To ensure a smooth transition between base and target, make sure the order of CVs is the same in both objects. In addition to blending individual objects, you can blend hierarchies of objects. Make sure both hierarchies have the same number of children and parenting relationships.Case 580 backhoe hydraulic fluid type
To blend hierarchies, you must select the parent of the target hierarchy or hierarchies first and the parent of the base hierarchy last before creating the blend shape. The parent of each must be a transform. Each child in the base blends into its corresponding child in the target. The order of children in the Outliner and Hypergraph determines which children blend. If necessary, use the Outliner to change the order of objects in the hierarchies.
A common blend shape technique is to create duplicates of a base, deform the duplicates, then use them as targets. For example, you might make several copies of a face, and then alter the copies to create a smiling face, frowning face, a crying face, and so on.
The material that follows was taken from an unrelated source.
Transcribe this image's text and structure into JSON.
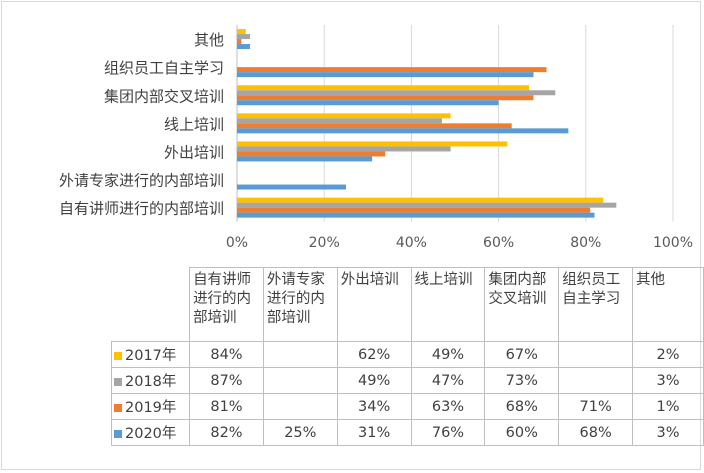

If you use this technique, turn on the Check Topology creation option when you create the blend shape deformer.
This checks that the base and target hierarchy shapes have the same number of CVs. If the CVs are different and Check Topology is off, you might see, for instance, an eye blending into the nose. If Check Topology is on, the members of the hierarchies must have corresponding numbers of CVs. Show in Contents. Add to Favorites. Home: Maya User's Guide. Target shapes, base shapes, and blend shapes. Blend Shape deformer. Create blend shape deformers. Blending objects with different topologies.